Picking Up the Pieces: The Making of the Witness Blanket
Sea to Sky | BC Spotlight |
In an attempt to honour the more than 150,000 victims of the Canadian residential-school system, including his own father, artist Carey Newman embarks on a long journey to create the Witness Blanket. This large-scale art installation, inspired by the woven blanket’s symbolization of protection in Indigenous cultures, features hundreds of artifacts gathered from former residential school sites, churches, government buildings and other affiliated structures. The objects—which include shoes, doorknobs, photographs and pieces of brick and wood—may look inconsequential on their own, but collectively they pay tribute to the stories of loss, strength, resistance and healing that belong to residential-school survivors and their loved ones.

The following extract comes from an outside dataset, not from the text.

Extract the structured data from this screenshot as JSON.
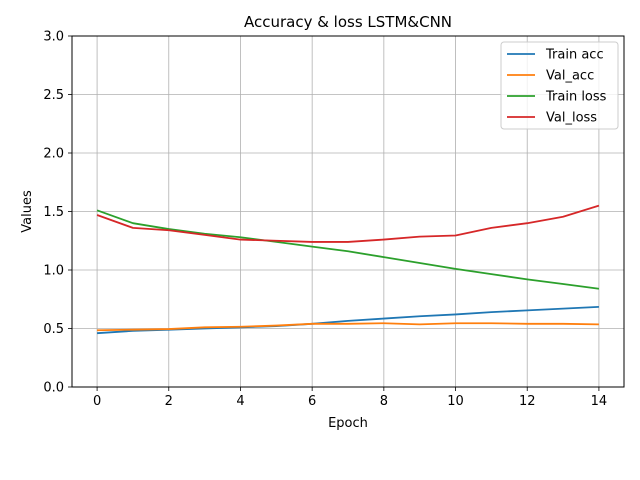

Picking Up the Pieces: The Making of the Witness Blanket follows Newman and his team as they travel across Canada to meet survivors and collect these pieces of history. Through these survivors’ testimonies, the documentary offers a crucial account of the atrocities committed in government-funded, church-run schools—and the lasting effects those acts have had on Indigenous communities. Co-directed by Cody Graham and Newman himself, Picking Up the Pieces is a reflection on bearing witness, and it stands as a reminder that survivors’ testimonies are a necessity in the process of truth and healing.
Preceded By: In the Valley of Wild HorsesDirector: Trevor Mack, Asia Youngman / BC, 2018, 23 min. / Rated - G
Every summer, the community of Xeni Gwet’in travels 200 km by horse and wagon from their home in Nemiah Valley to the famous Williams Lake stampede to honour a 94-year tradition of inclusion, trade and relations between Indigenous and non-Indigenous peoples.